Por um tempo, trabalhou só pelo almoço e moradia. Aí a situação foi melhorando e ele conseguiu pagar o aluguel numa pensão no centro de São Paulo. Ao final de 2014, conseguiu alugar um espaço para montar o próprio estúdio de tatuagem. Só que neste ano ele resolveu interromper por hora os planos de ter o próprio espaço de trabalho para fazer uma viagem à Europa – juntou economias e pretende trabalhar por lá para pagar os gastos.
“Viajar sempre esteve nos meus planos”, disse. “A viagem é no sentido de dar uma volta pelo mundo, ver o que está acontecendo la fora, absorver isso, crescer, retornar e reabrir meu estúdio.”
Na conversa, eu ainda soube de fatos curiosos na vida de Alexandre. Um deles é que o rapaz foi seminarista. Com 13 anos, colocou na cabeça que queria fazer seminário. E foi estudar em um no Paraná, onde ficou até se formar no ensino médio. “Fui tentado a deixar o seminário. É engraçado dizer isso. A gente sempre culpa essas coisas que acontecem com um ‘foi a tentação, o diabo’. Foi o diabo o caramba, fui eu mesmo. Olhei para o lado e vi que não era isso que eu queria.”
Depois disso, ele se formou em Design (contou com a ajuda de uma namorada, tendo em vista que no período que foi expulso de casa ficou completamente sem dinheiro) e chegou a trabalhar em outras empresas antes de começar a ser tatuador.
A paixão pela tatuagem começou aos poucos. O primeiro contato foi com o namorado de uma amiga, que era tatuador. Alexandre lembrou que a primeira tatuagem que fez foi um “raio” em um amigo que aceitou ser “cobaia”. “Era um raio preto chapado, eu lembro que eu tremia mais do que a máquina.”
Na mesma época, ele fez a primeira tatuagem no próprio corpo, em homenagem ao avô que morreu aos 104 anos. O desenho é de ideogramas japoneses que significam: “como uma erva silvestre”. Alexandre explicou que seu avô sofreu e enfrentou muitas dificuldades quando chegou ao Brasil, vindo do Japão. A frase significa o esforço que o avô fez para sobreviver no novo país, já que a erva cresce no meio das adversidades.

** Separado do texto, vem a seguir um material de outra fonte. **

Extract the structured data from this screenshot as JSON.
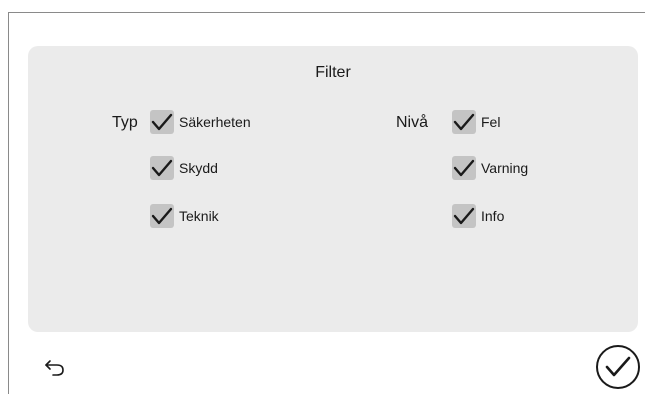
{
  "panel": {
    "title": "Filter"
  },
  "typ": {
    "label": "Typ",
    "options": [
      {
        "label": "Säkerheten",
        "checked": true
      },
      {
        "label": "Skydd",
        "checked": true
      },
      {
        "label": "Teknik",
        "checked": true
      }
    ]
  },
  "niva": {
    "label": "Nivå",
    "options": [
      {
        "label": "Fel",
        "checked": true
      },
      {
        "label": "Varning",
        "checked": true
      },
      {
        "label": "Info",
        "checked": true
      }
    ]
  },
  "icons": {
    "back": "back-arrow-icon",
    "confirm": "circle-check-icon",
    "check": "checkmark-icon"
  },
  "colors": {
    "panel_bg": "#ebebeb",
    "checkbox_bg": "#c4c4c4",
    "check_stroke": "#1a1a1a"
  }
}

Talvez eu nem precisasse explicar que Alexandre adotou o lema do avô para a própria vida. Ele acredita estar conseguido enfrentar as adversidades e lamenta o preconceito que a família tem com a tatuagem, que é o que ele ama e mais gosta de fazer na vida.
No relato, ele chegou a comentar a marcante frase que “matou internamente os próprios pais”, um relato bastante forte, mas que revela o quanto o jovem deve ter sofrido ao se ver expulso de casa. Alexandre, contudo, disse que se considera “orgulhoso”, já que resolveu não voltar mais para casa e buscou cuidar da própria vida sozinho.

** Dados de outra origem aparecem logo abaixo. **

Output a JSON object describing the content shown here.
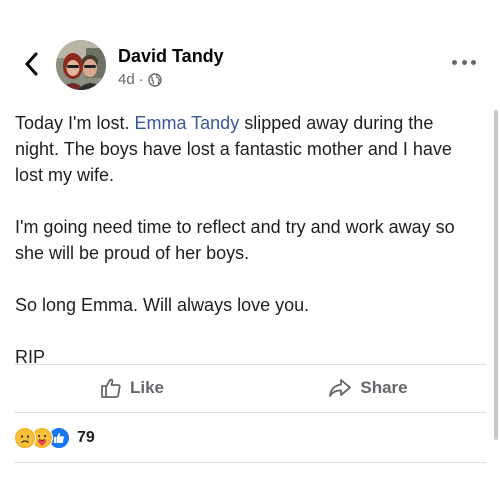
{
  "post": {
    "author": "David Tandy",
    "time": "4d",
    "separator": "·",
    "visibility_icon": "globe-icon",
    "body": {
      "p1_before": "Today I'm lost. ",
      "p1_mention": "Emma Tandy",
      "p1_after": " slipped away during the night. The boys have lost a fantastic mother and I have lost my wife.",
      "p2": "I'm going need time to reflect and try and work away so she will be proud of her boys.",
      "p3": "So long Emma. Will always love you.",
      "p4": "RIP"
    }
  },
  "actions": {
    "like_label": "Like",
    "share_label": "Share"
  },
  "reactions": {
    "icons": [
      "sad-icon",
      "care-icon",
      "like-icon"
    ],
    "count": "79"
  },
  "colors": {
    "mention": "#385898",
    "muted": "#65676b",
    "like_blue": "#1877f2",
    "reaction_yellow": "#f7b125",
    "divider": "#dcdfe3"
  }
}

Para ele, o sentido da vida está justamente no trabalho e em lutar para conquistar os objetivos.
“Meu avô dizia que um homem sem trabalho não é um cara digno, um cara respeitoso. Para mim o meu trabalho sempre foi algo muito importante, a tatuagem, no caso.” E completou: “o sentido da vida está em superar a si mesmo”.
Alexandre afirmou que quando fez a primeira tatuagem, tremendo, chegou a pensar que não conseguiria. Mas tratou a inexperiência como um desafio. “Eu acho que é isso, o sentido da vida é superar a si mesmo. Mostrar não para os outros que você pode, mas mostrar para si mesmo. Eu mostrei para mim mesmo que eu podia.”